Thijsvanede/DeepLog

Variable length inputs

Closed this issue · 1 comments

Hello,

first of all, thank you for your work.

My problem is that I have sequences of variable length. They are stored as a list of lists, containing the log keys.
The model fitting works, but if I want to make predictions on the test sequences, it throws an error.
This is the relevant code snippet:

y_pred_normal, confidence = model.predict(x_test, k=5, variable=True)

normal = ~torch.any(
    y_test == y_pred_normal.T,
    dim = 0,
)

x_test is a list containing 243 sequences stored as lists. When applying the predict method, it outputs y_pred_normal with shape [243,5], which means that it contains the top 5 predictions for each sequence only once and not for each log key of each sequence.

When applying the comparison with y_test, which is a one-dimensional tensor containing all log keys in order, it of course throws an exception RuntimeError: The size of tensor a (43986) must match the size of tensor b (243) at non-singleton dimension 1, because the dimensions are not equal.

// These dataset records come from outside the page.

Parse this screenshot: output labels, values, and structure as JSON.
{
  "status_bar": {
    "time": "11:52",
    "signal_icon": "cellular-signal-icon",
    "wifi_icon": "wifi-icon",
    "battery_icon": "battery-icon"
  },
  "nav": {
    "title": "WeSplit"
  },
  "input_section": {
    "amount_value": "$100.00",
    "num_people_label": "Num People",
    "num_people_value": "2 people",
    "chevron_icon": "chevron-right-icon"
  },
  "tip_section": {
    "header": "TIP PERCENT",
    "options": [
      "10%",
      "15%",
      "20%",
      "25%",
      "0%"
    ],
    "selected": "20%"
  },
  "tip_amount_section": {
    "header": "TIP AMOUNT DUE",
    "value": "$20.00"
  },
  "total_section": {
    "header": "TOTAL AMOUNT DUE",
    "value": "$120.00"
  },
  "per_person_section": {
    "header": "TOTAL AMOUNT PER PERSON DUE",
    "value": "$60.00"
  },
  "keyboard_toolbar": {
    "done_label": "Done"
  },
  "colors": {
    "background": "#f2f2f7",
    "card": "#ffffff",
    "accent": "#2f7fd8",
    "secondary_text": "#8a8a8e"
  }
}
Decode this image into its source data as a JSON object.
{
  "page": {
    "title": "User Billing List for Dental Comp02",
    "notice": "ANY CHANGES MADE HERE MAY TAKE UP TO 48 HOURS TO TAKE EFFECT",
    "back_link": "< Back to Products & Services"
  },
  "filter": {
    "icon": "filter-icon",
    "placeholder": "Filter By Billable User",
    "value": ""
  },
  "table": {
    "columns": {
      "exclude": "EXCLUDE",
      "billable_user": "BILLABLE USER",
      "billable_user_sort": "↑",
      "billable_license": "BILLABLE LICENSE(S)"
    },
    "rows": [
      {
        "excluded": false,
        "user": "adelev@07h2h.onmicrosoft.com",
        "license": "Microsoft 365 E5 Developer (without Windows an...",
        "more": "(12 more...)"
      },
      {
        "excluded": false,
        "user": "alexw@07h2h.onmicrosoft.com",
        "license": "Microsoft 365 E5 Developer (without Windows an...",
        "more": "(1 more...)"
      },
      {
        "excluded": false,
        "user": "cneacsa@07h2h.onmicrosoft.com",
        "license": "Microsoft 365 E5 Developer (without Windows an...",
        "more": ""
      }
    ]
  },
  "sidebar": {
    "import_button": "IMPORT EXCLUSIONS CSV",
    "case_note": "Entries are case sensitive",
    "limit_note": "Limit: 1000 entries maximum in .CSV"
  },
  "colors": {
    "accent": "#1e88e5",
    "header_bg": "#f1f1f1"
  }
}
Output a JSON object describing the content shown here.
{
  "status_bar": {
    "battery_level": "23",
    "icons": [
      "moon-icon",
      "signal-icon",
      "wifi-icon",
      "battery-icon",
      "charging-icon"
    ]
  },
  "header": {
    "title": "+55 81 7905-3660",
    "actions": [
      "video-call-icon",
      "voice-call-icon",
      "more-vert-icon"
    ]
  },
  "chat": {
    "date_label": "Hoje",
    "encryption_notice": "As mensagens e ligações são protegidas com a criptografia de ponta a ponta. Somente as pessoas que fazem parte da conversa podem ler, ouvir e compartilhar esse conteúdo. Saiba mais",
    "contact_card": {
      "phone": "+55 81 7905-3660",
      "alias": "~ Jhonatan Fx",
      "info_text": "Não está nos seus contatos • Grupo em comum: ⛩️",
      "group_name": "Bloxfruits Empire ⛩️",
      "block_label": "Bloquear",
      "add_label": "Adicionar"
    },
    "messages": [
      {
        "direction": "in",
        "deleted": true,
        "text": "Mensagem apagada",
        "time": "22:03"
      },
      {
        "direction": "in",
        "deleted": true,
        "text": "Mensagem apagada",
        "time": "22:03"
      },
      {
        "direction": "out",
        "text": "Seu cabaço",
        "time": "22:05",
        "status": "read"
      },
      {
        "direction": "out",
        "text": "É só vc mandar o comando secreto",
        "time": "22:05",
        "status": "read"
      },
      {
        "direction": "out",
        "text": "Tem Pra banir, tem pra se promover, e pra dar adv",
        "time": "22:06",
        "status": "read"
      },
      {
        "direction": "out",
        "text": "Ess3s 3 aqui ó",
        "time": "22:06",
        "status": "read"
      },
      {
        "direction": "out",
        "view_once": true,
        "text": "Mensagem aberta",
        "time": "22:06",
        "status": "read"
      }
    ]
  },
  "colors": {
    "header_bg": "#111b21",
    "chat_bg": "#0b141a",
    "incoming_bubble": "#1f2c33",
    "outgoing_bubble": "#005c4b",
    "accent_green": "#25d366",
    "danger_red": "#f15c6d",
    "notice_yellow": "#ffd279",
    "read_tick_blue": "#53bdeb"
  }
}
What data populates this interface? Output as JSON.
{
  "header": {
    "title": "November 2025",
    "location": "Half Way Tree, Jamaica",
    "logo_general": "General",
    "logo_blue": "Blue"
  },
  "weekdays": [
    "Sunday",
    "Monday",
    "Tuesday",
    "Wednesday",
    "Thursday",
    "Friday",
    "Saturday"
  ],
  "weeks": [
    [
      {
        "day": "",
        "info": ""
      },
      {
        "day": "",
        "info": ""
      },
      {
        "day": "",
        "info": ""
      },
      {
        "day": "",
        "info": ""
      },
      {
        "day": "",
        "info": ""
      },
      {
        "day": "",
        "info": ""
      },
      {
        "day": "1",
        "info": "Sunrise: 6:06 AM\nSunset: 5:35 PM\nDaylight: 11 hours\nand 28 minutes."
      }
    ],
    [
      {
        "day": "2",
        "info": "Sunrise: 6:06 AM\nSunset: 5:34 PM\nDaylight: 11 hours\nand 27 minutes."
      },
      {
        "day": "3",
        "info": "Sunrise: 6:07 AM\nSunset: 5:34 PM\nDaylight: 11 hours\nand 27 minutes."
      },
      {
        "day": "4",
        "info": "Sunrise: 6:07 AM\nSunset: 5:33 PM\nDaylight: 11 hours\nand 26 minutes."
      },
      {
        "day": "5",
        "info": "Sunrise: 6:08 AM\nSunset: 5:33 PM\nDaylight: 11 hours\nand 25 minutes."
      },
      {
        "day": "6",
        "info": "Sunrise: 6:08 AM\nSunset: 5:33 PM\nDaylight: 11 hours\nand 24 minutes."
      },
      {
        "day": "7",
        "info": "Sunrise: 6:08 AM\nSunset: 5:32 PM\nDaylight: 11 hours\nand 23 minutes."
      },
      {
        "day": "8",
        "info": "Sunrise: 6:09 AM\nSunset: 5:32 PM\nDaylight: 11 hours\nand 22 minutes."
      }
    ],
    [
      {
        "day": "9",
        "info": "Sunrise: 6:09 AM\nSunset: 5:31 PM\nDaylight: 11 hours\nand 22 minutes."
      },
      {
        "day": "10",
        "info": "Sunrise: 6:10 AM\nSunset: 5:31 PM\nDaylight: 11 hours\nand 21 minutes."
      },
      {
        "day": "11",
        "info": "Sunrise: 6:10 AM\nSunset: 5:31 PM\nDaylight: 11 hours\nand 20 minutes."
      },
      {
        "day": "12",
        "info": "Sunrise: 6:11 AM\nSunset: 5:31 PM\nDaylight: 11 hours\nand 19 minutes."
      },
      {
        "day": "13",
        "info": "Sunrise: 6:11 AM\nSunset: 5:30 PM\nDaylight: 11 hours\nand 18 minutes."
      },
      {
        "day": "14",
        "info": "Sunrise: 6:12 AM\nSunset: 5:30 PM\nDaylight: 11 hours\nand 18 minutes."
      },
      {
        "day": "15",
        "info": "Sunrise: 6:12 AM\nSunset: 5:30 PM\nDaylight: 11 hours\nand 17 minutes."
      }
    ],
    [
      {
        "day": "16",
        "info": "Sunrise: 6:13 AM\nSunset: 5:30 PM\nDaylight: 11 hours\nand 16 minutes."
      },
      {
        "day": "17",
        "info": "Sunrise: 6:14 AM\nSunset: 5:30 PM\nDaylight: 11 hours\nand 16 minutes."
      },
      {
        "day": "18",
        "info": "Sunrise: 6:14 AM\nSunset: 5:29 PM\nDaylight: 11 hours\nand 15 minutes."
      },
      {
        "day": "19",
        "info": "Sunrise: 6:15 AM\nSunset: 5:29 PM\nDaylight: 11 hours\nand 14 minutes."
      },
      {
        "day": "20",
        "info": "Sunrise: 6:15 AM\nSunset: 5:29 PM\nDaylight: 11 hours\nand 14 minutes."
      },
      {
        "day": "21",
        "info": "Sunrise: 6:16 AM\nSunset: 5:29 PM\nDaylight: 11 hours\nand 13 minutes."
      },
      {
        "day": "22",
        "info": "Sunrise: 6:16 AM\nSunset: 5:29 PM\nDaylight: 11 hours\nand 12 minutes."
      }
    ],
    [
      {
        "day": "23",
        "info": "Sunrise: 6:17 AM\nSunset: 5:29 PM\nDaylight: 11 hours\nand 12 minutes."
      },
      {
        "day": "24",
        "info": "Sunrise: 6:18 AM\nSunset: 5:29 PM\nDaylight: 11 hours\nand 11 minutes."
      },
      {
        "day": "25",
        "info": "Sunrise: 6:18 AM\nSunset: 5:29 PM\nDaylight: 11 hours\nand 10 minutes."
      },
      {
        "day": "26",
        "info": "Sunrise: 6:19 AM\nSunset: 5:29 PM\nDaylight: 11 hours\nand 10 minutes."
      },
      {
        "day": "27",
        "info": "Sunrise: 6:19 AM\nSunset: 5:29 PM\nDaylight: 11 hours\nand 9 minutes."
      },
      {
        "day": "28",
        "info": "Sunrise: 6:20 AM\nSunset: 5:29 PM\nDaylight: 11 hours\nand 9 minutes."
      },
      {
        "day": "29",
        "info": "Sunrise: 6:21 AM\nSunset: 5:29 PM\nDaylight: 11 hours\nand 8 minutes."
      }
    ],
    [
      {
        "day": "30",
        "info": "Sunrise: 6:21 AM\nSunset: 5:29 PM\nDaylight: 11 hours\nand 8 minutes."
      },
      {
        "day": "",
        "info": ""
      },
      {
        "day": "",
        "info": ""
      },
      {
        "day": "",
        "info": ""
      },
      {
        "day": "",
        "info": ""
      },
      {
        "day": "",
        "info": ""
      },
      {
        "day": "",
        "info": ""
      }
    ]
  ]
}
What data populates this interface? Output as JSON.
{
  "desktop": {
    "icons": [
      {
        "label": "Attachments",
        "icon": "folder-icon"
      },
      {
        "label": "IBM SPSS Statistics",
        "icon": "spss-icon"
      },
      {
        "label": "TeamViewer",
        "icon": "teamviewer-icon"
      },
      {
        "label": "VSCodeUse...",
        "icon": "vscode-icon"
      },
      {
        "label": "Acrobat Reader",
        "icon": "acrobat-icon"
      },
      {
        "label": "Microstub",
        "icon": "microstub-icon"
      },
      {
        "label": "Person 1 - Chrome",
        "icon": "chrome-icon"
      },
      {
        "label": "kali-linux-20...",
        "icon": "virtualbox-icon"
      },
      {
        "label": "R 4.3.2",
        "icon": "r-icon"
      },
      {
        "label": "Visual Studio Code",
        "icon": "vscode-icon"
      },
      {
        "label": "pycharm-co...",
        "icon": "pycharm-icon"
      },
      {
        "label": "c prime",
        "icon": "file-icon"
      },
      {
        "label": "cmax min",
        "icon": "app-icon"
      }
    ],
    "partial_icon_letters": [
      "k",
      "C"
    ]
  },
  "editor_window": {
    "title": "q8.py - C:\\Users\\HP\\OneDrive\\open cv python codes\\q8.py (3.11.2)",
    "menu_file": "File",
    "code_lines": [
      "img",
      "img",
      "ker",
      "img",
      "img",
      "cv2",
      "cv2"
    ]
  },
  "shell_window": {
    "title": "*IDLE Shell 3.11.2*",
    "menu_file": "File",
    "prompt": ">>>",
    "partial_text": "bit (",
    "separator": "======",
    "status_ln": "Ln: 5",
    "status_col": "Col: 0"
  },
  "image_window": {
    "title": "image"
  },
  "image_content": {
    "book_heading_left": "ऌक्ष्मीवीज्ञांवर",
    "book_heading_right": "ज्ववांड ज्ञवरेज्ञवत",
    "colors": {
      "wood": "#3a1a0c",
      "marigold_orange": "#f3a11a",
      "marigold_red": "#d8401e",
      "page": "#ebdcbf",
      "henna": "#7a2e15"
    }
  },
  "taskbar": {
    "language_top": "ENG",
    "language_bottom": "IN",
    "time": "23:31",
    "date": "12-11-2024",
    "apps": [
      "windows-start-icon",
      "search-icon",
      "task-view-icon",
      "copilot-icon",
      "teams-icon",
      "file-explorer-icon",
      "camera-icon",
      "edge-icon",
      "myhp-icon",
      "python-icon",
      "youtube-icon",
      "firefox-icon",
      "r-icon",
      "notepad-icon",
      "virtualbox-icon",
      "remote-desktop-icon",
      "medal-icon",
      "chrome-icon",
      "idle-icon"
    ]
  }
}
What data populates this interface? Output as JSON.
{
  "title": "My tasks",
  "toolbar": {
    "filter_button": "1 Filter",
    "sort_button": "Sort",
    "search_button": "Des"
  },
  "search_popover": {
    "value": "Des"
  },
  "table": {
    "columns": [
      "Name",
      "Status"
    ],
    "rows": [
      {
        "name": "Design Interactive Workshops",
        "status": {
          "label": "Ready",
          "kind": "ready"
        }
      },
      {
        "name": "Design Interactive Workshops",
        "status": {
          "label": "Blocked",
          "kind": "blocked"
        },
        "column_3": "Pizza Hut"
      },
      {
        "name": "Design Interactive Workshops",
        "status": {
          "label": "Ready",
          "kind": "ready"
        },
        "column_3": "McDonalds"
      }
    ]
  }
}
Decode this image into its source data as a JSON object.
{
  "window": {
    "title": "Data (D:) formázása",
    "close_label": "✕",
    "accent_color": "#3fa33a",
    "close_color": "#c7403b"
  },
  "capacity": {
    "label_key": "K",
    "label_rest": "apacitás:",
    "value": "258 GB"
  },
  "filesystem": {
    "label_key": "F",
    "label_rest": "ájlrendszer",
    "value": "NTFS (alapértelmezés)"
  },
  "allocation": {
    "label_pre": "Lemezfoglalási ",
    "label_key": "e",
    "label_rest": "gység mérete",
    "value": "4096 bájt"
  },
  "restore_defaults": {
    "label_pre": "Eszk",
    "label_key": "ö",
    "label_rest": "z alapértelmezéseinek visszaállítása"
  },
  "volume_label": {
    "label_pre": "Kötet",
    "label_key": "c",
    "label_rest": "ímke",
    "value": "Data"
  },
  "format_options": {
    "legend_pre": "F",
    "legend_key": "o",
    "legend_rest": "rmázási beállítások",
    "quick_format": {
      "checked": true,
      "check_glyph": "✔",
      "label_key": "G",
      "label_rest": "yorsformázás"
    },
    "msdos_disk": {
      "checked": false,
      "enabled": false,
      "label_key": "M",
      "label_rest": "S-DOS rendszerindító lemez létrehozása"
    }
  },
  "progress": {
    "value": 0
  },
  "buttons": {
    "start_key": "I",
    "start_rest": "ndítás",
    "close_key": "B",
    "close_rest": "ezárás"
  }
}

My understanding is that the VariableDataLoader of torchtrain handles the conversion of the list of lists to a tensor in the fit and predict methods. Am I wrong in this assumption? Do I have to convert my sequences from lists into tensors before giving them to the model?

I hope you can help me with my problem.

Best regards

I was able to address the issue myself by not using variable lengths but fixed lengths as provided in the examples. I set the length to the maximum length of the training sequences and with that the model works as expected.